Tornando alle voci o ai "rumors", dato che il fabbricato di Corso Giulio Cesare n. 6 deve essere ristrutturato, una moschea rimarrà senza una sede. I "rumors" sono proprio questi, cioè che, di punto in bianco, con l'accordo della Circoscrizione (che ha cambiato colore politico, come le altre), gli abitanti di Borgo Dora, oltre a tutto il resto, si ritrovino anche con una moschea. Presidente, capisco che lei sia aperto a tutte le religioni, tranne quella cattolica, perché le considera una ricchezza, ma vorrei chiedere - senza fare polemiche, naturalmente - agli abitanti delle zone che ospitano delle moschee se le ritengono una ricchezza o meno. (INTERVENTO FUORI MICROFONO). Non voglio fare polemiche, ho fatto questa battuta perché mi sono accorto che la sua era ironia.
Sono proprio questi "rumors" la ragione per cui ho chiesto se sarà necessaria un'altra deliberazione per modificare quanto deciso con quel provvedimento. Infatti, sarebbe veramente antipatico se noi e gli abitanti, poi, ci trovassimo di fronte ad un fatto compiuto, senza aver avuto, quanto meno, la possibilità di discuterne in Aula.

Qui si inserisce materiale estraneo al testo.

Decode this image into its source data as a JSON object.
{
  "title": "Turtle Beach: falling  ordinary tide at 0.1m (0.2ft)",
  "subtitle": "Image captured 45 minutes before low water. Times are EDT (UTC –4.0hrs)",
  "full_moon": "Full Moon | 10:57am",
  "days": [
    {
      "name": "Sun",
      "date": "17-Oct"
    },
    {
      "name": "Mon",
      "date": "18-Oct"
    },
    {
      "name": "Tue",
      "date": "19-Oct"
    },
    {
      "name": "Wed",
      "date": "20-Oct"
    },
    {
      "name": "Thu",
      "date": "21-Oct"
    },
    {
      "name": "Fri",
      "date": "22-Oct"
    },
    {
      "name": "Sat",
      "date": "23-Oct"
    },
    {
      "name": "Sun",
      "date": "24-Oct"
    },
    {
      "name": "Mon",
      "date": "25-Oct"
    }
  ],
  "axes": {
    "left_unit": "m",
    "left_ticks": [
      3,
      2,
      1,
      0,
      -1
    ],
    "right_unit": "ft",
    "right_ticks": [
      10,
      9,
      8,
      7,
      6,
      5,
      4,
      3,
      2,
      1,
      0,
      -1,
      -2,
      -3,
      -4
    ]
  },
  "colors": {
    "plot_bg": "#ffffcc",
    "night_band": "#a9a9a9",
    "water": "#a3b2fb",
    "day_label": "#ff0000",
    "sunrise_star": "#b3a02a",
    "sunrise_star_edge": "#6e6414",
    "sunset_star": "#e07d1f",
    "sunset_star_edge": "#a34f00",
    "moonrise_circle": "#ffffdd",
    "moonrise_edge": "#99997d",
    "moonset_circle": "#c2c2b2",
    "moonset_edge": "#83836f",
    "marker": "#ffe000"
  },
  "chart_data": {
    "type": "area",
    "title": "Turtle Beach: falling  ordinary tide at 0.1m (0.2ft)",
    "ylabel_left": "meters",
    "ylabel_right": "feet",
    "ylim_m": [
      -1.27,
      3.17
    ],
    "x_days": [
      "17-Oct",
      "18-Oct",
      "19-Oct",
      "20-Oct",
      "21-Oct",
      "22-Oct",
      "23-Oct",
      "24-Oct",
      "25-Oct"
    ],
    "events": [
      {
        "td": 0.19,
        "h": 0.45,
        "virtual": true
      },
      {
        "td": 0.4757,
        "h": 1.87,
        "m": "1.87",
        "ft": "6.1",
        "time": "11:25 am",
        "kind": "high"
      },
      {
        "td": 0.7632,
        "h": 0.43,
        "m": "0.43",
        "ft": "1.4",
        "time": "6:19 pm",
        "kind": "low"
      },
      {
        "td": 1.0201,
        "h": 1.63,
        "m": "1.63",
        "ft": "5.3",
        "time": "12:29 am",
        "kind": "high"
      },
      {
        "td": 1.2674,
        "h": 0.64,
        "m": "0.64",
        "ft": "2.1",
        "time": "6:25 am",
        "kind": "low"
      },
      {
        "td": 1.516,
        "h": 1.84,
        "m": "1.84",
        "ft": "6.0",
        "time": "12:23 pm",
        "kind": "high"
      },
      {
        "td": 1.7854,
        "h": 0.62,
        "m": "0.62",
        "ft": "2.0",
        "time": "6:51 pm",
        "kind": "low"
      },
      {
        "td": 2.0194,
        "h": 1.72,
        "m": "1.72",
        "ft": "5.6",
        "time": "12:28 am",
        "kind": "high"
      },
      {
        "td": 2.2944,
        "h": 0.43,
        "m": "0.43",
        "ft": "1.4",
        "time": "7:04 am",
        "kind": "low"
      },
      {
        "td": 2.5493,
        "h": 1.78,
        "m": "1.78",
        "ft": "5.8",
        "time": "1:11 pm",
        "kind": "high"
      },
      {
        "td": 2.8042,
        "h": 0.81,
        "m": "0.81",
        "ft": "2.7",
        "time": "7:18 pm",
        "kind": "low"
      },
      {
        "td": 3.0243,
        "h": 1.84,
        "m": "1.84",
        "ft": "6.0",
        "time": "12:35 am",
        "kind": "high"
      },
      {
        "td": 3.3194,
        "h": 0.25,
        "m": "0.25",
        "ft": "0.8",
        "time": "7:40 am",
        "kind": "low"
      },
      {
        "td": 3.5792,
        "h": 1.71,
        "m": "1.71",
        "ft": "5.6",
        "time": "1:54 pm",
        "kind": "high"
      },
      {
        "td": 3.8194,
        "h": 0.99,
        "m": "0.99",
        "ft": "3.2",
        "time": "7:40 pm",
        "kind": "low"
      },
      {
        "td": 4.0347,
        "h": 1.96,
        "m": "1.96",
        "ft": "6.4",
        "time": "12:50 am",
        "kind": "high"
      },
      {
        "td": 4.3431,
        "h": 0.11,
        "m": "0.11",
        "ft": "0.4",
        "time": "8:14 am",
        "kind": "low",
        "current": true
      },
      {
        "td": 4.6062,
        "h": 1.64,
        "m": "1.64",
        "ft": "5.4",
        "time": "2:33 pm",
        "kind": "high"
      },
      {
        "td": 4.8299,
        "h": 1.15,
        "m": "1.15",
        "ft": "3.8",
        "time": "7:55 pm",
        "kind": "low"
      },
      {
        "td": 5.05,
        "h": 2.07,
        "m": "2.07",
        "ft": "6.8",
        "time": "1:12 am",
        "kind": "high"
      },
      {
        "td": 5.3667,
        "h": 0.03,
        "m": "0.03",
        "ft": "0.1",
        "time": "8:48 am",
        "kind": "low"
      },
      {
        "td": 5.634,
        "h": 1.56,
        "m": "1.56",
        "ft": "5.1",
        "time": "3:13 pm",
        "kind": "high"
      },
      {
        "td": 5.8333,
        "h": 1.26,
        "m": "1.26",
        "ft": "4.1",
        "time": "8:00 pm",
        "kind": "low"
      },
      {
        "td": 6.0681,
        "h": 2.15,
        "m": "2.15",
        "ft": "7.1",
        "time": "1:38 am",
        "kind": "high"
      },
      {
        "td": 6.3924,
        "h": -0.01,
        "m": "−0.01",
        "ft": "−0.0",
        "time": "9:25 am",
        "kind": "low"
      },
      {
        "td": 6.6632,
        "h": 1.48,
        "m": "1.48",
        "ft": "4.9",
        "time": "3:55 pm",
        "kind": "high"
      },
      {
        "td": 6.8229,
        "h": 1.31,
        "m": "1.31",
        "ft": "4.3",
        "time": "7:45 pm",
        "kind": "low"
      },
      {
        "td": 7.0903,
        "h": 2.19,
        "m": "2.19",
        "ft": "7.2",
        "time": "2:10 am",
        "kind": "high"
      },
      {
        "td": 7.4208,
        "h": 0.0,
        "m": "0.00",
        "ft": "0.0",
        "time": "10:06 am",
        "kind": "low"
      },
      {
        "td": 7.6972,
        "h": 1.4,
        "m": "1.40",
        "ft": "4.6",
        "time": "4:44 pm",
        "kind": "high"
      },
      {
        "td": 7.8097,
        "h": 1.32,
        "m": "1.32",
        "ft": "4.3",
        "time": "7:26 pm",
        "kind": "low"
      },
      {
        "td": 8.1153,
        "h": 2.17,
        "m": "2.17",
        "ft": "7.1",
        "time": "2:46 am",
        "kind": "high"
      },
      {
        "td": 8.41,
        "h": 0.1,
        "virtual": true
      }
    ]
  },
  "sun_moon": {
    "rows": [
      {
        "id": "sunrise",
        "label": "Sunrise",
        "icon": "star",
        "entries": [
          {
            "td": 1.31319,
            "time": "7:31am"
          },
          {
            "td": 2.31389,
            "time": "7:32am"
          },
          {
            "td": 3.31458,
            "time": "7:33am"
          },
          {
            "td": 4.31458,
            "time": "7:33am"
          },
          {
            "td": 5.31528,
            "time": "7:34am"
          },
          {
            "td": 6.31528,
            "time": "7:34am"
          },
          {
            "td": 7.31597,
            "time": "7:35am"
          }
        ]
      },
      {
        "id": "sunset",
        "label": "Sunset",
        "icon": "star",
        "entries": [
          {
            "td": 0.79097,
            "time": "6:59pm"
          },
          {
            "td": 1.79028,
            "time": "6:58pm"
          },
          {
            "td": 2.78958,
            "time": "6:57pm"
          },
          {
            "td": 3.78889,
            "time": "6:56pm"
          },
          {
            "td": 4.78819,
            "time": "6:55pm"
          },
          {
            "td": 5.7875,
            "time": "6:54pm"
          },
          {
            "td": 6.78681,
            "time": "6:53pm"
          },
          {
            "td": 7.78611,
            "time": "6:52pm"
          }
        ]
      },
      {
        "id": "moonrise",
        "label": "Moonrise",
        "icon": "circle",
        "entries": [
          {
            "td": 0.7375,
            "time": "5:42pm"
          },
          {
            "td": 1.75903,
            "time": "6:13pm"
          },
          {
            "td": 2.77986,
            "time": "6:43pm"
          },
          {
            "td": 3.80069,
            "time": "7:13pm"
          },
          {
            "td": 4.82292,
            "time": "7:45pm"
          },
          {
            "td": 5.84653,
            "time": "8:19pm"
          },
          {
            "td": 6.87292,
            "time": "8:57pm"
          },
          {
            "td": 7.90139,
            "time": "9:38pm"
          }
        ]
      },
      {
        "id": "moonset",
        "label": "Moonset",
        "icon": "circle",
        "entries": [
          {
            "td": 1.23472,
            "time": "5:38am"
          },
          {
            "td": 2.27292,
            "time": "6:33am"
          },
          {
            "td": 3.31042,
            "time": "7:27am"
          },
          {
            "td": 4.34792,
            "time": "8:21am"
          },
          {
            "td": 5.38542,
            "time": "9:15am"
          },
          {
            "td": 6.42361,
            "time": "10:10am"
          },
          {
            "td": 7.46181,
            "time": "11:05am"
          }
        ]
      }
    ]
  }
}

CASTRONOVO Giuseppe (Presidente)
La parola, per una breve replica, all'Assessore Viano.

VIANO Mario (Assessore)
Vorrei confermare che ogni modifica di quella deliberazione, per quanto riguarda la destinazione, dovrà avvenire con analogo atto. Inoltre, vorrei aggiungere che, allo stato, non mi sono pervenute, nemmeno in modo informale, richieste di valutazione per inserimenti di attività, quale quella richiamata della moschea. Quindi, allo stato, non ho riscontrato nulla di tutto ciò.

CASTRONOVO Giuseppe (Presidente)
L'interpellanza è discussa.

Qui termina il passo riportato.